Mechanics Quotes - page 7
The advent of the Computer age has stimulated a rapid expansion in the use of quantitative techniques for the analysis of economic, urban, social, biological and other types of systems in which it is the animate rather than in dominant role. At present, most of the techniques employed for the analysis of humanistic, i.e., human centred systems are adaptations of the methods that have been developed over a long period of time for dealing with mechanistic systems, i.e., physical systems governed in the main by-the laws of mechanics, electromagnetism, and thermodynamics.

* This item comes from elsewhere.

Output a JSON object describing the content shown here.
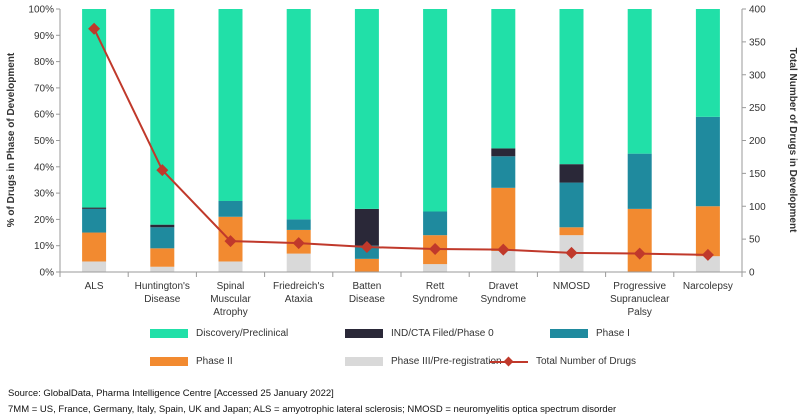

The remarkable successes of these methods in unraveling the secrets of nature and enabling us to build better and better machines have inspired a widely held belief that the same or similar techniques can be applied with comparable effectiveness to the analysis of humanistic systems.
Lotfi A. Zadeh
The ancients considered mechanics in a twofold respect; as rational, which proceeds accurately by demonstration, and practical. To practical mechanics all the manual arts belong, from which mechanics took its name. But as artificers do not work with perfect accuracy, it comes to pass that mechanics is so distinguished from geometry, that what is perfectly accurate is called geometrical; what is less so is called mechanical. But the errors are not in the art, but in the artificers. He that works with less accuracy is an imperfect mechanic: and if any could work with perfect accuracy, he would be the most perfect mechanic of all; for the description of right lines and circles, upon which geometry is founded, belongs to mechanics. Geometry does not teach us to draw these lines, but requires them to be drawn; for it requires that the learner should first be taught to describe these accurately, before he enters upon geometry; then it shows how by these operations problems may be solved.